Bis heute haben viele Regionen in den Vereinigten Staaten nur eingeschränkten Breitbandinternetzugang. Laut Reuters zögern Telekommunikationsunternehmen wie Verizon, Comcast, Charter Communications und AT&T, ländliche und dünn besiedelte Gebiete mit Internet zu versorgen, da die Investitionskosten hoch und die potenziellen Kundenzahlen gering sind. US-Vizepräsidentin Kamala Harris ergänzte, dass 24 Millionen Amerikaner immer noch keinen Zugang zu schnellem Internet haben, entweder weil ihnen die monatlichen Mittel nicht ausreichen oder weil sie in Gebieten leben, die nicht flächendeckend an Glasfasernetze angeschlossen sind. Dieses Problem hat seit der COVID-19-Pandemie, die viele amerikanische Schüler zum Online-Unterricht zwang, öffentliche Aufmerksamkeit erregt.
Die kürzlich von Präsident Joe Biden angekündigte Investition soll 8,5 Millionen Haushalten und Unternehmen in den Vereinigten Staaten Zugang zu einer Hochgeschwindigkeits-Internetinfrastruktur ermöglichen.

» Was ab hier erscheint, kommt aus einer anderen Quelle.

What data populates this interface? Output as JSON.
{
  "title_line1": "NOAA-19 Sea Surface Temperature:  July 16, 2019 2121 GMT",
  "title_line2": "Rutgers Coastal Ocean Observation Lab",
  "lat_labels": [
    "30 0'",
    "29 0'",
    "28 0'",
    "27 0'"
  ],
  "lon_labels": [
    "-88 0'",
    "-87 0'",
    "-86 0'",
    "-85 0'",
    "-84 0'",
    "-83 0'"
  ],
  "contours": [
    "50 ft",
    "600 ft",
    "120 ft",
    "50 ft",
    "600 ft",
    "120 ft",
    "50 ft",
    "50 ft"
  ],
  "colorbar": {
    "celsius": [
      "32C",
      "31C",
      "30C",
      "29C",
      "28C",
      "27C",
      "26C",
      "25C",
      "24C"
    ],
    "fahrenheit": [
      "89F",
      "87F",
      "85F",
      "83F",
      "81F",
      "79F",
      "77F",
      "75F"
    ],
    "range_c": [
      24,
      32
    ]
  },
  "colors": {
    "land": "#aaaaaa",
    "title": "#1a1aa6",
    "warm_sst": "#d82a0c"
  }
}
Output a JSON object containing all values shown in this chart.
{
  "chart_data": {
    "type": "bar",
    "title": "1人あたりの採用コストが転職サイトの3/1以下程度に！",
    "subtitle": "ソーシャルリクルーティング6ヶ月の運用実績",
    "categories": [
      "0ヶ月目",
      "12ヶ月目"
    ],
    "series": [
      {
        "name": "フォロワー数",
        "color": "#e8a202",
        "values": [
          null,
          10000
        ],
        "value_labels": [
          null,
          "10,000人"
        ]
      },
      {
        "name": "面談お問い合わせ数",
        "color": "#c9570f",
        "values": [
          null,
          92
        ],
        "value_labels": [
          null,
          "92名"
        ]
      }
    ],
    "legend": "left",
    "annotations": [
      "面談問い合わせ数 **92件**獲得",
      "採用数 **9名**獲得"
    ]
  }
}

Die Washington Post wies darauf hin, dass das Internet eine sichere Lösung darstellt, die vielen Amerikanern beim Arbeiten, Lernen, Einkaufen und beim Kontakt mit ihren Angehörigen hilft. Eine Umfrage des Pew Research Center aus dem Jahr 2021 ergab jedoch, dass 60 % der einkommensschwachen Haushalte während der Covid-19-Pandemie aufgrund langsamer Internetverbindungen häufig Probleme bei der Nutzung von Online-Diensten hatten. Zudem klagte fast die Hälfte der Befragten über die Sorge, ihre monatlichen Internetrechnungen nicht mehr bezahlen zu können.